Same Market Street Shopping Mall, Different CMBS

Deutsche Bank and JPMorgan Chase have found a home for the another portion of a $558 million mortgage on a San Francisco shopping mall that serves as collateral for a single-asset CMBS launched this week.

DBJPM 2016-C3 is backed by 32 commercial mortgages secured by 54 properties, according to Kroll Bond Rating Agency. The largest loan, at $84 million, is secured by the Westfield San Francisco, a nine-story, 1.4-million-square foot retail and office property located along Market Street in the Union Square neighborhood. Another $307 million slice of the same mortgage serves as the sole collateral for a separate transaction, DBJPM 2016-SFC.
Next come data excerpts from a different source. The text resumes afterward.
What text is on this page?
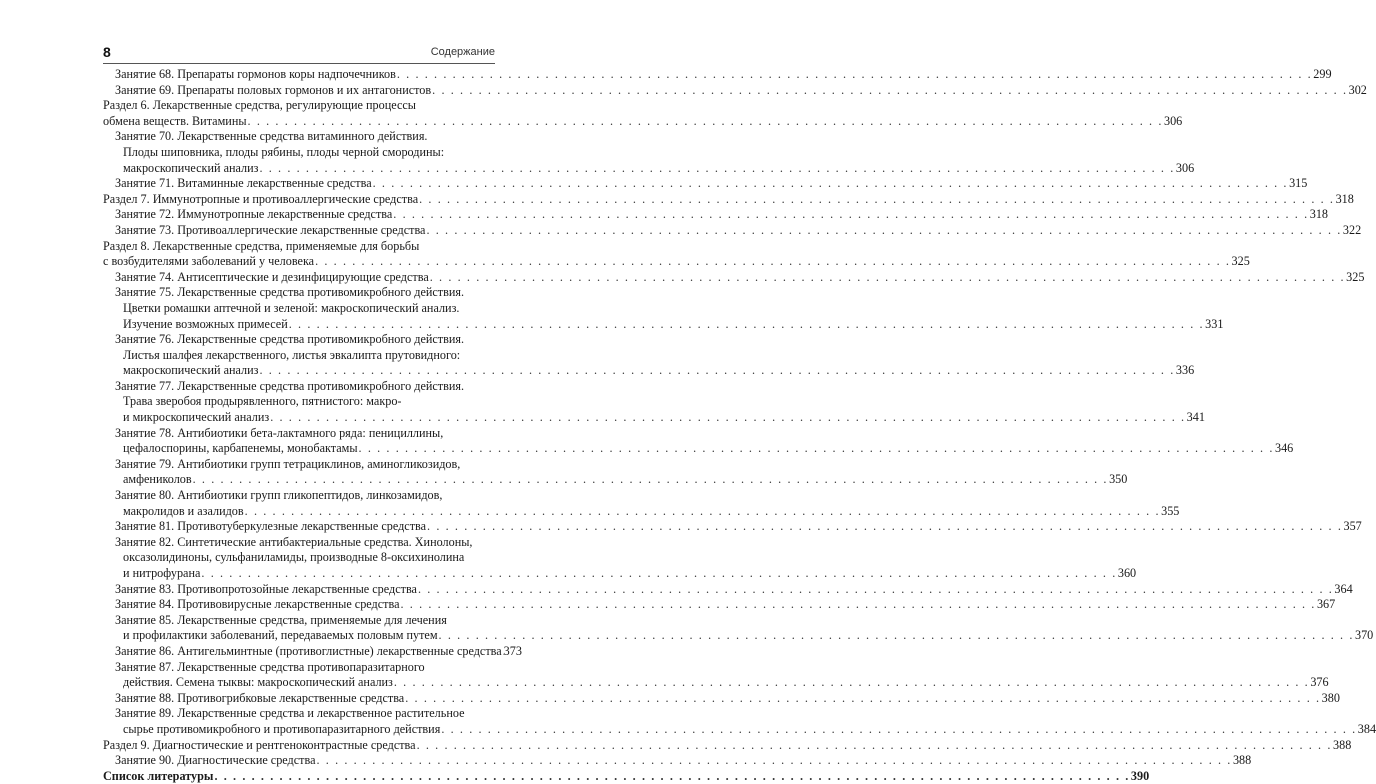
8	Содержание
Занятие 68. Препараты гормонов коры надпочечников . . .	299
Занятие 69. Препараты половых гормонов и их антагонистов . . .	302
Раздел 6. Лекарственные средства, регулирующие процессы
обмена веществ. Витамины . . .	306
Занятие 70. Лекарственные средства витаминного действия.
Плоды шиповника, плоды рябины, плоды черной смородины:
макроскопический анализ . . .	306
Занятие 71. Витаминные лекарственные средства . . .	315
Раздел 7. Иммунотропные и противоаллергические средства . . .	318
Занятие 72. Иммунотропные лекарственные средства . . .	318
Занятие 73. Противоаллергические лекарственные средства . . .	322
Раздел 8. Лекарственные средства, применяемые для борьбы
с возбудителями заболеваний у человека . . .	325
Занятие 74. Антисептические и дезинфицирующие средства . . .	325
Занятие 75. Лекарственные средства противомикробного действия.
Цветки ромашки аптечной и зеленой: макроскопический анализ.
Изучение возможных примесей . . .	331
Занятие 76. Лекарственные средства противомикробного действия.
Листья шалфея лекарственного, листья эвкалипта прутовидного:
макроскопический анализ . . .	336
Занятие 77. Лекарственные средства противомикробного действия.
Трава зверобоя продырявленного, пятнистого: макро-
и микроскопический анализ . . .	341
Занятие 78. Антибиотики бета-лактамного ряда: пенициллины,
цефалоспорины, карбапенемы, монобактамы . . .	346
Занятие 79. Антибиотики групп тетрациклинов, аминогликозидов,
амфениколов . . .	350
Занятие 80. Антибиотики групп гликопептидов, линкозамидов,
макролидов и азалидов . . .	355
Занятие 81. Противотуберкулезные лекарственные средства . . .	357
Занятие 82. Синтетические антибактериальные средства. Хинолоны,
оксазолидиноны, сульфаниламиды, производные 8-оксихинолина
и нитрофурана . . .	360
Занятие 83. Противопротозойные лекарственные средства . . .	364
Занятие 84. Противовирусные лекарственные средства . . .	367
Занятие 85. Лекарственные средства, применяемые для лечения
и профилактики заболеваний, передаваемых половым путем . . .	370
Занятие 86. Антигельминтные (противоглистные) лекарственные средства . . . 373
Занятие 87. Лекарственные средства противопаразитарного
действия. Семена тыквы: макроскопический анализ . . .	376
Занятие 88. Противогрибковые лекарственные средства . . .	380
Занятие 89. Лекарственные средства и лекарственное растительное
сырье противомикробного и противопаразитарного действия . . .	384
Раздел 9. Диагностические и рентгеноконтрастные средства . . .	388
Занятие 90. Диагностические средства . . .	388
Список литературы . . .	390
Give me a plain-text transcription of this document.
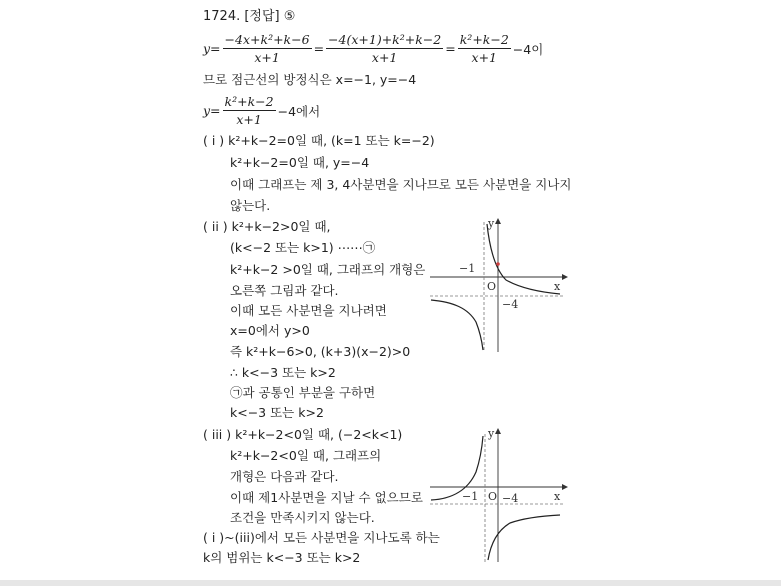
1724. [정답] ⑤
$y= \frac{\text{−4x+k²+k−6}}{x+1} = \frac{\text{−4(x+1)+k²+k−2}}{x+1} = \frac{\text{k²+k−2}}{x+1} -4$이
므로 점근선의 방정식은 x=−1, y=−4
$y= \frac{\text{k²+k−2}}{x+1} -4$에서
( i ) k²+k−2=0일 때, (k=1 또는 k=−2)
k²+k−2=0일 때, y=−4
이때 그래프는 제 3, 4사분면을 지나므로 모든 사분면을 지나지
않는다.
( ii ) k²+k−2>0일 때,
(k<−2 또는 k>1) ⋯⋯㉠
k²+k−2 >0일 때, 그래프의 개형은
오른쪽 그림과 같다.
이때 모든 사분면을 지나려면
x=0에서 y>0
즉 k²+k−6>0, (k+3)(x−2)>0
∴ k<−3 또는 k>2
㉠과 공통인 부분을 구하면
k<−3 또는 k>2
( iii ) k²+k−2<0일 때, (−2<k<1)
k²+k−2<0일 때, 그래프의
개형은 다음과 같다.
이때 제1사분면을 지날 수 없으므로
조건을 만족시키지 않는다.
( i )~(iii)에서 모든 사분면을 지나도록 하는
k의 범위는 k<−3 또는 k>2
y
x
O
−1
−4
y
x
O
−1 −4
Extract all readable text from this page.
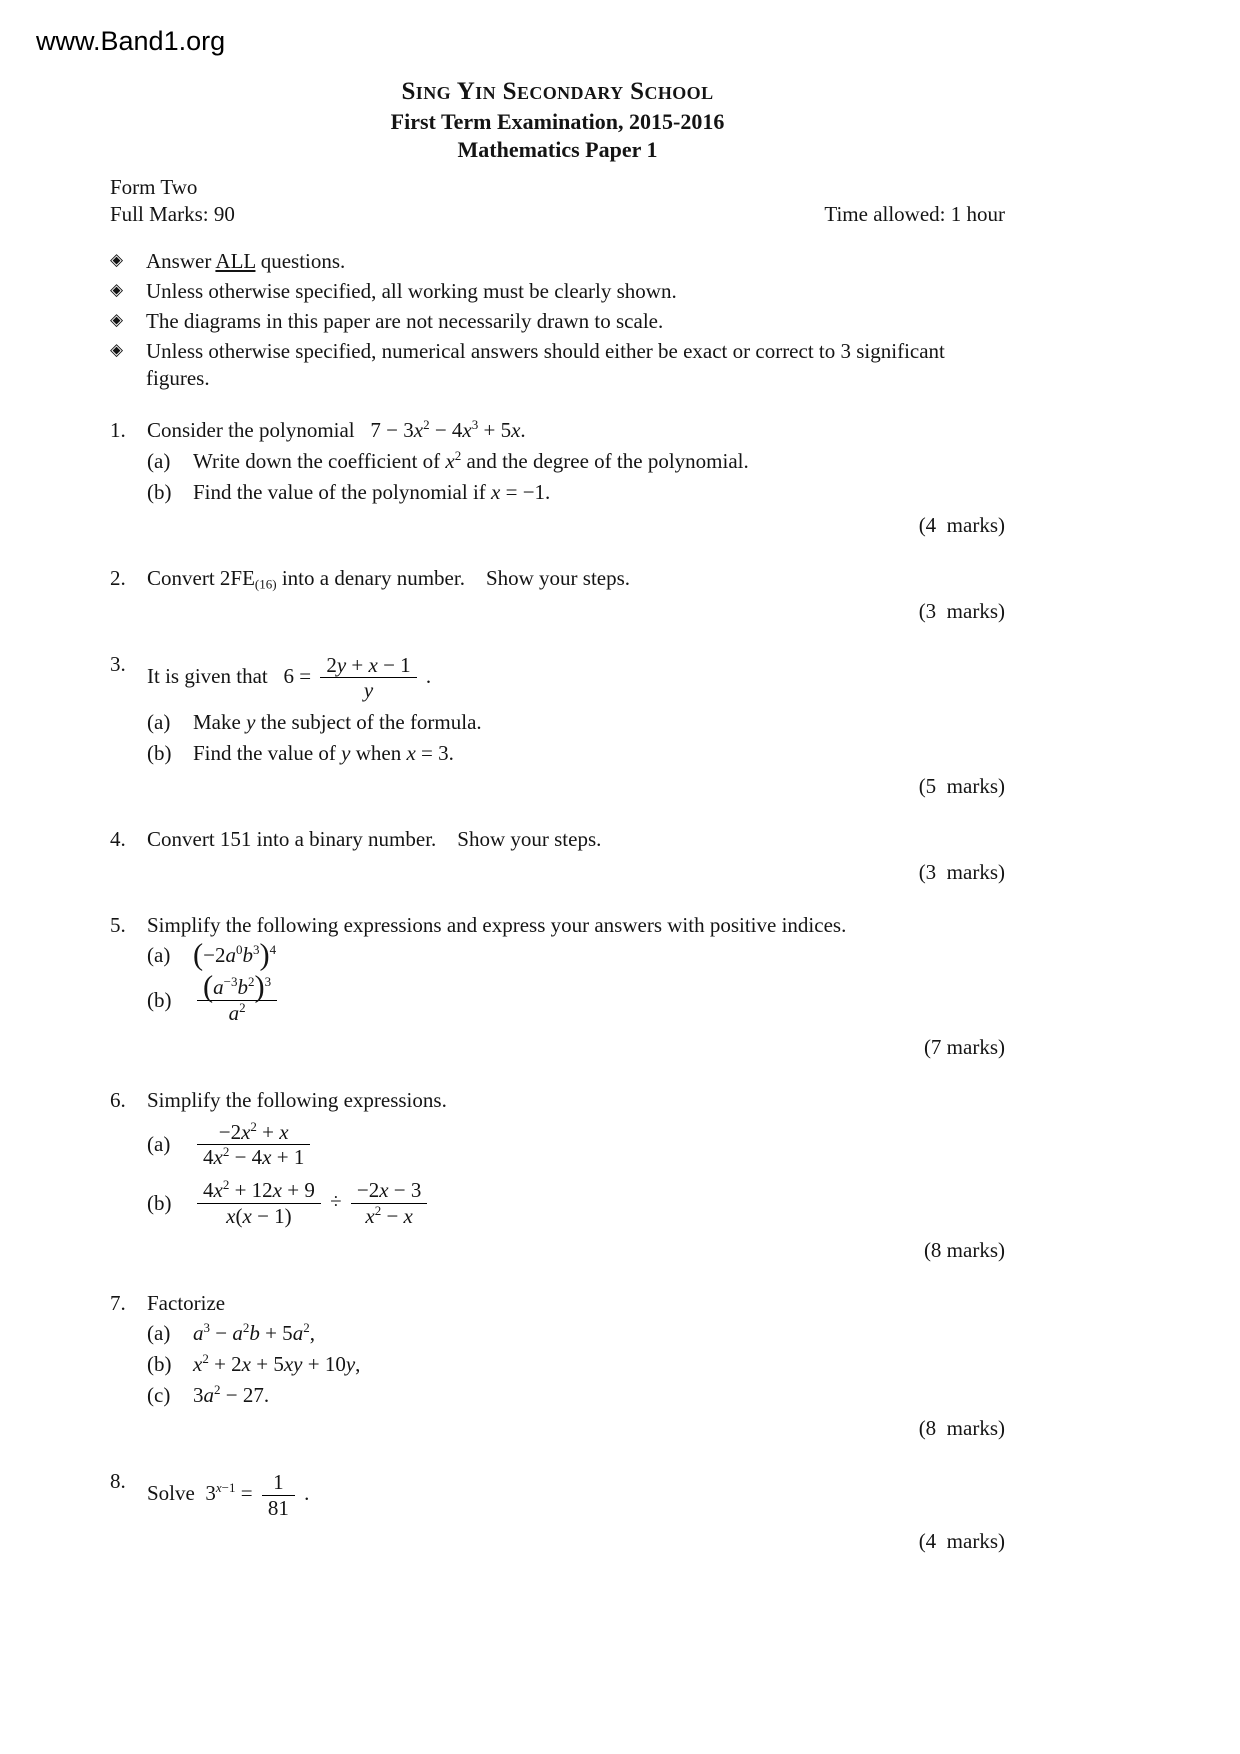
www.Band1.org
Sing Yin Secondary School
First Term Examination, 2015-2016
Mathematics Paper 1
Form Two
Full Marks: 90	Time allowed: 1 hour
◈	Answer ALL questions.
◈	Unless otherwise specified, all working must be clearly shown.
◈	The diagrams in this paper are not necessarily drawn to scale.
◈	Unless otherwise specified, numerical answers should either be exact or correct to 3 significant figures.
1.	Consider the polynomial   $7 - 3x^2 - 4x^3 + 5x$.
(a)	Write down the coefficient of $x^2$ and the degree of the polynomial.
(b)	Find the value of the polynomial if x = −1.
(4  marks)
2.	Convert $2FE_{(16)}$ into a denary number.    Show your steps.
(3  marks)
3.
It is given that   $6 = \frac{2y + x - 1}{y}$ .
(a)	Make y the subject of the formula.
(b)	Find the value of y when x = 3.
(5  marks)
4.	Convert 151 into a binary number.    Show your steps.
(3  marks)
5.	Simplify the following expressions and express your answers with positive indices.
(a) $(-2a^0b^3)^4$
$(b) \frac{(a^{-3}b^2)^3}{a^2}$
(7 marks)
6.	Simplify the following expressions.
(a)	$\frac{-2x^2 + x}{4x^2 - 4x + 1}$
(b)	$\frac{4x^2 + 12x + 9}{x(x - 1)} \div \frac{-2x - 3}{x^2 - x}$
(8 marks)
7.	Factorize
(a)	$a^3 - a^2b + 5a^2$,
(b)	$x^2 + 2x + 5xy + 10y$,
(c)	$3a^2 - 27$.
(8  marks)
8.
Solve  $3^{x-1} = \frac{1}{81}$ .
(4  marks)
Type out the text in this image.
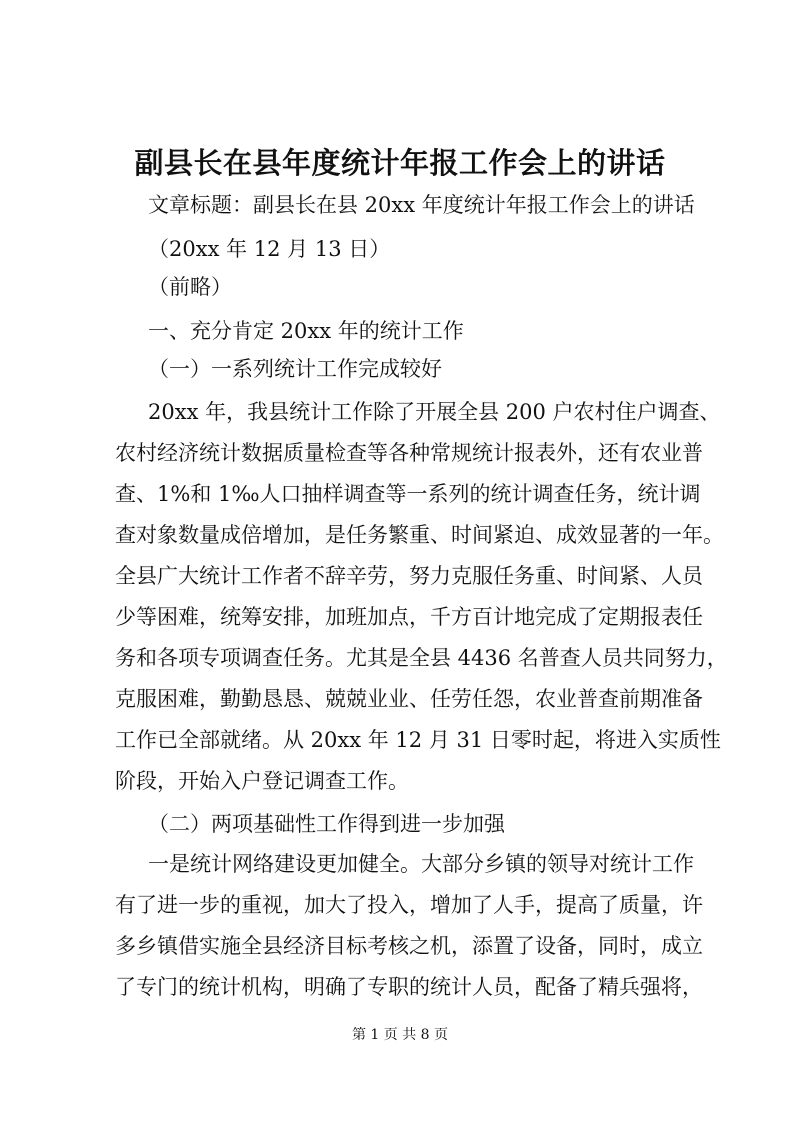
副县长在县年度统计年报工作会上的讲话
文章标题：副县长在县 20xx 年度统计年报工作会上的讲话
（20xx 年 12 月 13 日）
（前略）
一、充分肯定 20xx 年的统计工作
（一）一系列统计工作完成较好
20xx 年，我县统计工作除了开展全县 200 户农村住户调查、
农村经济统计数据质量检查等各种常规统计报表外，还有农业普
查、1%和 1‰人口抽样调查等一系列的统计调查任务，统计调
查对象数量成倍增加，是任务繁重、时间紧迫、成效显著的一年。
全县广大统计工作者不辞辛劳，努力克服任务重、时间紧、人员
少等困难，统筹安排，加班加点，千方百计地完成了定期报表任
务和各项专项调查任务。尤其是全县 4436 名普查人员共同努力，
克服困难，勤勤恳恳、兢兢业业、任劳任怨，农业普查前期准备
工作已全部就绪。从 20xx 年 12 月 31 日零时起，将进入实质性
阶段，开始入户登记调查工作。
（二）两项基础性工作得到进一步加强
一是统计网络建设更加健全。大部分乡镇的领导对统计工作
有了进一步的重视，加大了投入，增加了人手，提高了质量，许
多乡镇借实施全县经济目标考核之机，添置了设备，同时，成立
了专门的统计机构，明确了专职的统计人员，配备了精兵强将，
第 1 页 共 8 页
Among the credit strengths of the conduit transaction, according to the ratings agencies, is the fact that it has less leverage than recent deals. The pool's weighted average debt service coverage ratio, as measured by Fitch, is 1.19x. That's better than both the year-to-date average of 1.16x and the 2015 average of 1.18x.

Also, two of the six largest loans in the pool have investment-grade credit opinions. One of them is the Westfield San Francisco Centre (9.4% of the pool), which has an investment-grade credit opinion of A from Fitch and AA- from KBRA, on a stand-alone basis.

Fitch is less enthused about the fact that the pool is more concentrated than other recent Fitch-rated multiborrower transactions. The top 10 loans comprise 64% of the pool, which is greater the year-to-date average of 54.8% and the 2015 average of 49.3%.

The deal is also heavily exposed to hotels, which are considered to be among the riskiest type of commercial property because nightly room rates vary so much. Hotels represent 20.8% of the pool, including six of the 20 largest loans. That's above the average of 16.1% for the deals that Fitch has rated this year.

The loans will also amortize very little over the term of the deal, increasing the risk that they will be difficult to refinance at maturity. Based on the scheduled balance at maturity, the pool will pay down 9.4% of the initial balance. This is lower than the YTD 2016 average of 9.9% and the 2015 average of 11.7%, according to Fitch.

DBJPM 2016-C3 will issue $893.7 million of notes; both KBRA and Fitch have assigned provisional AAA ratings to the super senior tranches, which benefits from credit enhancement, as well as to the senior tranche (also known as the "junior A" tranche), which benefits from 21.625% credit enhancement.